Betty just took Emily's arm and sat her down in the nearest chair.
Annie Ruth continued as if no one else had said anything.
"I could think about Mudear s
ometimes and just think I want to die. I don't want to die anymore and finally, I don't think I am gonna die now. But Lord knows I do want a change.
"Not by delving into it and discussing it and reliving it and being rehurt by it, but forgiving it and turning it loose and moving the hell on with it."
Now, Annie Ruth was pacing back and forth over a deep rich maroon-design rug worn soft and thin with footsteps, dragging the baby-blue blanket behind her.
"It's not like you and me and Emily don't know all the shit that's fucking up our lives. Sure, we know. Good God, Emily, how many thousands of dollars have you spent with your Dr. Axelton to find that out? I certainly know that none of us knows how to appreciate anything, knows how to find or even see joy in life 'cause we didn't never see that when we were growing up.

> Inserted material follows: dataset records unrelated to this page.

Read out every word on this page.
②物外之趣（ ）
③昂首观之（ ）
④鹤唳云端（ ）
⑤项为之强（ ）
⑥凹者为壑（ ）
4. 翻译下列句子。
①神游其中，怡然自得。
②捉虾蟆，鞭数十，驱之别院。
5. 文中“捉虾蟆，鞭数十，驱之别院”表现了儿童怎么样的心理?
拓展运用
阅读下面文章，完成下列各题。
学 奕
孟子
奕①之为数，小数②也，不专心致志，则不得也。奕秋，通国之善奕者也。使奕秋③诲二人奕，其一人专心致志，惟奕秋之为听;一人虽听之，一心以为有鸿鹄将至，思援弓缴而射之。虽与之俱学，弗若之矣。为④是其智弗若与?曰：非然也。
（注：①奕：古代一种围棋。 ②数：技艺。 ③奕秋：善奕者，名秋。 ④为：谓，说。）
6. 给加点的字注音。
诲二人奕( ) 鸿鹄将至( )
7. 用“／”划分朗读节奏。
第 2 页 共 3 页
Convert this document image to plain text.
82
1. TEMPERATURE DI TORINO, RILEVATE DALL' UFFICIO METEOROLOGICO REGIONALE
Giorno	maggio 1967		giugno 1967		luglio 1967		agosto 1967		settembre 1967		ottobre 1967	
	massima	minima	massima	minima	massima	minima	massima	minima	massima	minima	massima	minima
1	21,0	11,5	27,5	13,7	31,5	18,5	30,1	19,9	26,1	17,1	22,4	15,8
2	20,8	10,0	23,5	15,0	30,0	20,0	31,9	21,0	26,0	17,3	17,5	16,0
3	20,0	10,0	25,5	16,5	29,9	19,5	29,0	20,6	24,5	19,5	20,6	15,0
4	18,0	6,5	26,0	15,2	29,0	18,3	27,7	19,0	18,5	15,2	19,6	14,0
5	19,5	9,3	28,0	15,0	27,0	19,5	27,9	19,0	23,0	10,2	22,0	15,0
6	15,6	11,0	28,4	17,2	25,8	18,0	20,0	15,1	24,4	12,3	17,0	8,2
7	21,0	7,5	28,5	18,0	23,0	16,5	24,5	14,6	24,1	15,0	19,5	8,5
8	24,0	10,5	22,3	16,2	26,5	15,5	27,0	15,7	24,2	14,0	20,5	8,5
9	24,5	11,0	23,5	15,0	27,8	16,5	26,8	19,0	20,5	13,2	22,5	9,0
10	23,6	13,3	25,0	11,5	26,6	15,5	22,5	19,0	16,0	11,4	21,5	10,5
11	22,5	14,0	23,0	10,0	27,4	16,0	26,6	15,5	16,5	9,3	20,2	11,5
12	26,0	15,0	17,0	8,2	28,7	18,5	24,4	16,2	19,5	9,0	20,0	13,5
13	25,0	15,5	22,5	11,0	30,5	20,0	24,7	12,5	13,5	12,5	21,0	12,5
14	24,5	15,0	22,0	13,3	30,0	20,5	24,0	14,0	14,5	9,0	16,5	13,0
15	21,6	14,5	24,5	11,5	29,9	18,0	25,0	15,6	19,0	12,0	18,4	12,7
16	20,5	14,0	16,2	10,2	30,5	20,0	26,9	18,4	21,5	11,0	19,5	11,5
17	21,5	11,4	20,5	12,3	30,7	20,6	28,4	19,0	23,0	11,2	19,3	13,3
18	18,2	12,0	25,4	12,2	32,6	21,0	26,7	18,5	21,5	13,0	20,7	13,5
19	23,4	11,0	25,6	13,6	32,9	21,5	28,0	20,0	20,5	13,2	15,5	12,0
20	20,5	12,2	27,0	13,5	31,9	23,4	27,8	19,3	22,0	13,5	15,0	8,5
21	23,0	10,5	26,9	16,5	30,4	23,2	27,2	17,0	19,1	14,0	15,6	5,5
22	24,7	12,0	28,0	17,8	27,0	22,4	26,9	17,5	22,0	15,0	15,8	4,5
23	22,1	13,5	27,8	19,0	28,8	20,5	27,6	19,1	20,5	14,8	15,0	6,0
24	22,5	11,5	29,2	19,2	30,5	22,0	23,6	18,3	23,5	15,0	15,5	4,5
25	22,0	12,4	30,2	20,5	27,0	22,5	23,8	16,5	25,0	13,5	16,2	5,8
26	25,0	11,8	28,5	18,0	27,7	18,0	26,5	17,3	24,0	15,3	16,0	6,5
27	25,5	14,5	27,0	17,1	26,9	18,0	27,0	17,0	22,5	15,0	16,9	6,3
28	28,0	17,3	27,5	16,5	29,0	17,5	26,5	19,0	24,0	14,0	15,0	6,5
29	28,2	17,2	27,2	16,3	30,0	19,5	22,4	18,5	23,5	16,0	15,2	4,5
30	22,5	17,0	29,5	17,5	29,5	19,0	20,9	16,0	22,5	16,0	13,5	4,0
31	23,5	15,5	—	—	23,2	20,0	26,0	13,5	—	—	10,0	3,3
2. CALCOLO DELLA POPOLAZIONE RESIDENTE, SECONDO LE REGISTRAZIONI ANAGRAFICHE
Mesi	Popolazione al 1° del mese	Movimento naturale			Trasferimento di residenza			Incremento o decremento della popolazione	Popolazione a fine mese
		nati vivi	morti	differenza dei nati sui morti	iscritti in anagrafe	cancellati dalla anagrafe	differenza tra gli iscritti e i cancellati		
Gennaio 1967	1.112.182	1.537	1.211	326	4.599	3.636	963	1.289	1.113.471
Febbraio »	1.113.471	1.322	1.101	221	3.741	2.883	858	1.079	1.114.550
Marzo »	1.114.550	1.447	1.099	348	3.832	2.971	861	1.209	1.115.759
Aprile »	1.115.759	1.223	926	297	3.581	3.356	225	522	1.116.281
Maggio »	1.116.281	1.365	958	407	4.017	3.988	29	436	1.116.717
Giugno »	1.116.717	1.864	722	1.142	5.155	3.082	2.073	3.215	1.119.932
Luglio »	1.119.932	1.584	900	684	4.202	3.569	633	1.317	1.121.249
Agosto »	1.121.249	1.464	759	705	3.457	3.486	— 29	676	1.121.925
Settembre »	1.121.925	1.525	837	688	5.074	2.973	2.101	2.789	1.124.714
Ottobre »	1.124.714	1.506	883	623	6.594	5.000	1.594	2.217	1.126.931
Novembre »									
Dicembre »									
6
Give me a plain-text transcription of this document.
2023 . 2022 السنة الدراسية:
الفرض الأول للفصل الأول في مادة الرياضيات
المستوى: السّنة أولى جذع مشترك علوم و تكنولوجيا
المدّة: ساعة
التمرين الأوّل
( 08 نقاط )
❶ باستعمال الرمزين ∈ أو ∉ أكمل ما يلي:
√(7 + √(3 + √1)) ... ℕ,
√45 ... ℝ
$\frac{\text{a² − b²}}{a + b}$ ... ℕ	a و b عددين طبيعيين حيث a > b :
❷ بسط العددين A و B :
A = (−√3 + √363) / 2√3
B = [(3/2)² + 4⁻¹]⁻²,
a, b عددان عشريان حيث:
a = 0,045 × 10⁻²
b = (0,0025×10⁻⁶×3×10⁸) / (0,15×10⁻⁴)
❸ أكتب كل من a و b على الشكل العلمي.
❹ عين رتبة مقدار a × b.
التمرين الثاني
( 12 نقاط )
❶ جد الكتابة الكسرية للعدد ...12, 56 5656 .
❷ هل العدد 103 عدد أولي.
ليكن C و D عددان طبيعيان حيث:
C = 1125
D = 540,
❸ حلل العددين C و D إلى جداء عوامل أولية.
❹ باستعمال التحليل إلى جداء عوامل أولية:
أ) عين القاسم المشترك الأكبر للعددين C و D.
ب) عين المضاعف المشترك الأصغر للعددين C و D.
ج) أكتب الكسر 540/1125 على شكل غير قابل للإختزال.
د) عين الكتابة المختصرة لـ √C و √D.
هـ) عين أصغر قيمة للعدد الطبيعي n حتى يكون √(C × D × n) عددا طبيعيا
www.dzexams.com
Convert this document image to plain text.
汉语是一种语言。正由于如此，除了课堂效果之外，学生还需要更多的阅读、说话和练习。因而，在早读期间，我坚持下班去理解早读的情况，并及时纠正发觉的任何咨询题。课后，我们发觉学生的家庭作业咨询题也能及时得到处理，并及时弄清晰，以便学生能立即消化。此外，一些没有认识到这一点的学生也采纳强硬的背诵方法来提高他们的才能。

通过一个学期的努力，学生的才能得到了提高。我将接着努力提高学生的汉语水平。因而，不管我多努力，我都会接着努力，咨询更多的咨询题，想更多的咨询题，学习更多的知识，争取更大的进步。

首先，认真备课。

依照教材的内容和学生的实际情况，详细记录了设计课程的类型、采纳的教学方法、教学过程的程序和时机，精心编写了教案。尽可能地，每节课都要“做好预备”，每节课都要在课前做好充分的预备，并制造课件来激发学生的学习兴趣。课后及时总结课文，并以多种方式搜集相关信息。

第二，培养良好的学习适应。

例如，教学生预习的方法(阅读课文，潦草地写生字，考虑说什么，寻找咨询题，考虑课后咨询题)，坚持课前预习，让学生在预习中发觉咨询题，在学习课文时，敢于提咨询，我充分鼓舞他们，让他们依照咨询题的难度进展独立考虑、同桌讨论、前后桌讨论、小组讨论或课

"'I don't take a vanilla wafer for granted.' That's what she used to say. But it was a lie. She took everything for granted. And didn't give nothing in return. All in the name of her freedom.
"We were never taught to appreciate anything, whether it was a roasted marshmallow on a stick or a ten-course meal. Shit, I've been sunning myself on the deck of a chartered sailboat in the Caribbean with folks running back and forth trying to please me. And in the middle of it I see my reflection in the brass work and my face is all screwed up and you'd think I was out in the hot sun digging ditches or down at the paper plant working like a man. And I have to remind myself, 'Enjoy this, Annie Ruth, enjoy this, girl, this is nice. Take that ugly look off your face. This is great.' But no, I'm sitting there chewing on some evil shit Mudear did to me or to you or to Emily back when, or something she said the last time I called. I'm sick of it."
Annie Ruth kept talking and pacing in her high-heeled black boots. As she did, she also kept getting the blue blanket she trailed behind her caught between her legs and tripping over it. She jerked it free from her legs and threw one corner over her shoulder like a toga.